30 de set. de 2009

Sobre morros, cartuchos e esportes

Rági tem sete anos e vive num morro carioca, quase sempre descalço. Alterna sua rotina entre a casa da avó, a escolinha e as brincadeiras com os velhos cartuchos que os donos do morro deixam por aí. Algumas de suas vizinhas já começam a pendurar dentro dos barracos alguns enfeites de Natal, pois dezembro está chegando. A maioria dos enfeites são velhos, provenientes das casas das “patroas” onde as mulheres passam o dia fazendo faxina. Segundo sua mãe, Rági tem seu nome inspirado num personagem de novela, mas o escrivão do cartório fez questão de abrasileirar. É o caçula de oito filhos. Sua irmã mais velha, Sasha, já fugiu de casa fazem três anos. Para ele, disseram que foi trabalhar na Zona Sul, mas ele sabe que ela continua no morro, mais precisamente lá no alto.
Rági lembra daquele movimentado mês de agosto. Na escolinha, todos os dias eles tinham trabalhos referentes a esportes, a desenhar atletas. Às quatro da tarde, depois do lanche (a refeição mais completa do dia), sentava em frente à televisão de 14 polegadas da escola (a de 29 havia sido roubada no início do ano) e assistia, junto com seus colegas, ao movimento que acontecia na mesma cidade em que ele vivia, mas numa realidade totalmente alheia à sua. Lembra também daquele dia em que três homens bem altos, usando camisetas com as cores azul e vermelha subiram no morro, acenaram, passaram a mão na cabeça de algumas crianças (Rági não teve esta sorte) e foram embora. Foi o único contato que ele teve com aquela gente estranha que viveu na sua cidade naquele ensolarado agosto.
Lembra também das palavras da sua mãe (nunca conheceu o pai) no início daquele ano: “Filho, tu vai ver como a nossa vida vai mudar esse ano, o pessoal da televisão ta falando isso”.
Mas ele já estava em novembro e um dia foi com os amigos da escolinha numa excursão pelo centro. Passaram em frente àquele estádio novo que haviam construído, mas que depois da festa não havia sediado quase nenhum evento. Ouviu duas professoras comentando que uma delas havia pensado em comprar um apartamento de uma tal de “Vila”, mas desistiu depois de ler no jornal que muitos apartamentos apresentavam rachaduras, resultado da construção apressada para que ficassem prontos a tempo. Visitando os lugares que viu na televisão lá em agosto, ficou sabendo que a Prefeitura havia aberto inscrições para escolinhas de basquete e handebol, mas sua mãe disse que não tinha dinheiro para pagar a inscrição e nem o uniforme.
Voltou para casa um pouco antes do previsto, pois estava chovendo e tinha medo que acontecesse a ele o que aconteceu com dois de seus coleguinhas, que morreram soterrados no morro vizinho no último deslizamento. Ao chegar em casa, sua mãe lhe informou que não haveria aula no dia seguinte, pois ela foi informada em seu celular que um aluno morreu vítima de bala perdida. Além disso, já eram 19 horas e depois desse horário os donos do morro não deixam mais ninguém circular livremente por ali.
E assim sua vida seguia. Amanhã brincará com dois cartuchos novos que encontrou no caminho de casa. Sonha em ser dono do morro quando crescer. Vai dormir com fome porque não houve janta naquela noite, pois sua mãe não tinha dinheiro. Mas dorme feliz, porque aquele estádio era mesmo muito bonito, e aquilo existia na sua cidade.

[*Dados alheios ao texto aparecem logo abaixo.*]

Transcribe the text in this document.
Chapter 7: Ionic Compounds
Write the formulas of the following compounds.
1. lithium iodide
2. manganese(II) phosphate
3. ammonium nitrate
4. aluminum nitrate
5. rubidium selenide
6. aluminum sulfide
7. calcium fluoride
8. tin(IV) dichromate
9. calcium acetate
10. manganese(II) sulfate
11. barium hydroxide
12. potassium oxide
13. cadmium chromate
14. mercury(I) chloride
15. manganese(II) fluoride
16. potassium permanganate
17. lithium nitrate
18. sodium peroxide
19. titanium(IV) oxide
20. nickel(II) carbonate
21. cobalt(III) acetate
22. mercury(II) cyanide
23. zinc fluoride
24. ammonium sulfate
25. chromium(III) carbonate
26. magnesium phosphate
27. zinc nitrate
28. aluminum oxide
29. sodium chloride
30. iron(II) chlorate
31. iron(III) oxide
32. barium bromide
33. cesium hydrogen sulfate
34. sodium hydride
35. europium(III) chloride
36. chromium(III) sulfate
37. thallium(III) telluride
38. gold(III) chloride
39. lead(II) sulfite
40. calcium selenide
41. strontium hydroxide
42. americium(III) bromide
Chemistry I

Rio de Janeiro, novembro de 2016.

3 comentários:

  1. Desculpa a ignorância, mas eu não captei quem seriam os homens de vermelho e azul O.O

    ResponderExcluir
  2. Bela percepção amigo Deluca...
    Infelizmente creio que isso será mesmo uma realidade em 2016...

    ResponderExcluir
  3. Jogadores de basquete americanos, Elisa!